B.Par un acte du 10 mars 2010, l'assurée a recouru contre la
décision précitée en demandant implicitement à la Cour des assurances
sociales du Tribunal cantonal de la réformer en sa faveur. Son
argumentation est la suivante :
« Alors que je suis au bénéfice d’une rente AI à 100%, un calcul a
été fait en ma défaveur. Alors que je touchais Frs 1'401.- de rente de
veuve, il m’a été attribué une rente AI de Frs. 1'267.-. Comme vous
pourrez le constater dans les pièces jointes, ma rente AI tomberait
en faveur de celle de veuve qui est plus élevée. Je pense qu’il s’agit
d’une erreur de calcul car de ce fait, je vis avec un minimum vital
inférieur à celui qui me permet de vivre décemment ».
Elle a produit une feuille de calcul de l’assurance-invalidité, qui
contient notamment un extrait de son compte individuel AVS (CI) pour la
période 1990-2008.
C.Invité à répondre au recours, l’OAI a produit une prise de
position du 4 mai 2010 de la caisse de compensation compétente, à savoir
l’agence communale d’assurances sociales de la ville de Lausanne (caisse
AVS 22.132).
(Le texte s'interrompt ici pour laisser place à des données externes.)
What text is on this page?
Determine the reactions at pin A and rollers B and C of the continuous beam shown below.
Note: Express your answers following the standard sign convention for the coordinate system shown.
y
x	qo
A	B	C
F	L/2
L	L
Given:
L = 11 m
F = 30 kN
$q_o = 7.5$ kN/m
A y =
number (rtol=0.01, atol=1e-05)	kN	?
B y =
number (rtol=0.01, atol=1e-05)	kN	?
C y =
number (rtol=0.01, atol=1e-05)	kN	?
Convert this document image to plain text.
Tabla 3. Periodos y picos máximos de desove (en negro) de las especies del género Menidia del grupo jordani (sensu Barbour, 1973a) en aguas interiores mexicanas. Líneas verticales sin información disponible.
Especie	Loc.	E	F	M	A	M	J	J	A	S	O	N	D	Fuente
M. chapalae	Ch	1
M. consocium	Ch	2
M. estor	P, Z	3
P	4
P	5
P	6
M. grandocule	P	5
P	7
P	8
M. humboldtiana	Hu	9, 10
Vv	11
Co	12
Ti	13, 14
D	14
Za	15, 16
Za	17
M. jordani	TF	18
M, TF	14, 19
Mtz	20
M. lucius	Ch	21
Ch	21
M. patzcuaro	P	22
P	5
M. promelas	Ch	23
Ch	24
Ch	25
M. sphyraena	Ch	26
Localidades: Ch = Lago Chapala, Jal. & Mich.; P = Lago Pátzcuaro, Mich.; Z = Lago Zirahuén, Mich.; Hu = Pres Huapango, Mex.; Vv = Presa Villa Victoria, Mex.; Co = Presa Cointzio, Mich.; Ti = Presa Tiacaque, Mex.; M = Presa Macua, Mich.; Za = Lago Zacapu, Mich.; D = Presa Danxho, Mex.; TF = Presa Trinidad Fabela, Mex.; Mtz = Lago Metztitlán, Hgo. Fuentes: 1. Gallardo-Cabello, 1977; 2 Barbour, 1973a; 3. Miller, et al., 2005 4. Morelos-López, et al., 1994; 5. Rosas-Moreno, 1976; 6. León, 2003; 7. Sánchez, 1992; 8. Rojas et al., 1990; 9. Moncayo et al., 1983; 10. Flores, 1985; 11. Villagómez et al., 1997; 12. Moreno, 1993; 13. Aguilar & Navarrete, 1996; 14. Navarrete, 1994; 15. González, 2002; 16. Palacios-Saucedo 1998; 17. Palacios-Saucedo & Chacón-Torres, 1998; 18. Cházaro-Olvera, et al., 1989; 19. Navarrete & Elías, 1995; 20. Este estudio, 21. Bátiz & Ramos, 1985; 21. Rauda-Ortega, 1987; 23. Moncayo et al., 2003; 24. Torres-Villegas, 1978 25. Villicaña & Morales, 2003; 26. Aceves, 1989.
Celle-ci a rappelé que la recourante bénéficiait d’une rente
de veuve dès le 1
er
mai 2002, et qu’une invalidité à 100% avait été
reconnue par l’OAI, dès le 1
er
octobre 2009. Après des calculs, il a été
décidé de maintenir le droit à la rente de veuve, en application de l’art.
24b LAVS, parce que la rente de veuve était plus favorable que la rente
d’invalidité.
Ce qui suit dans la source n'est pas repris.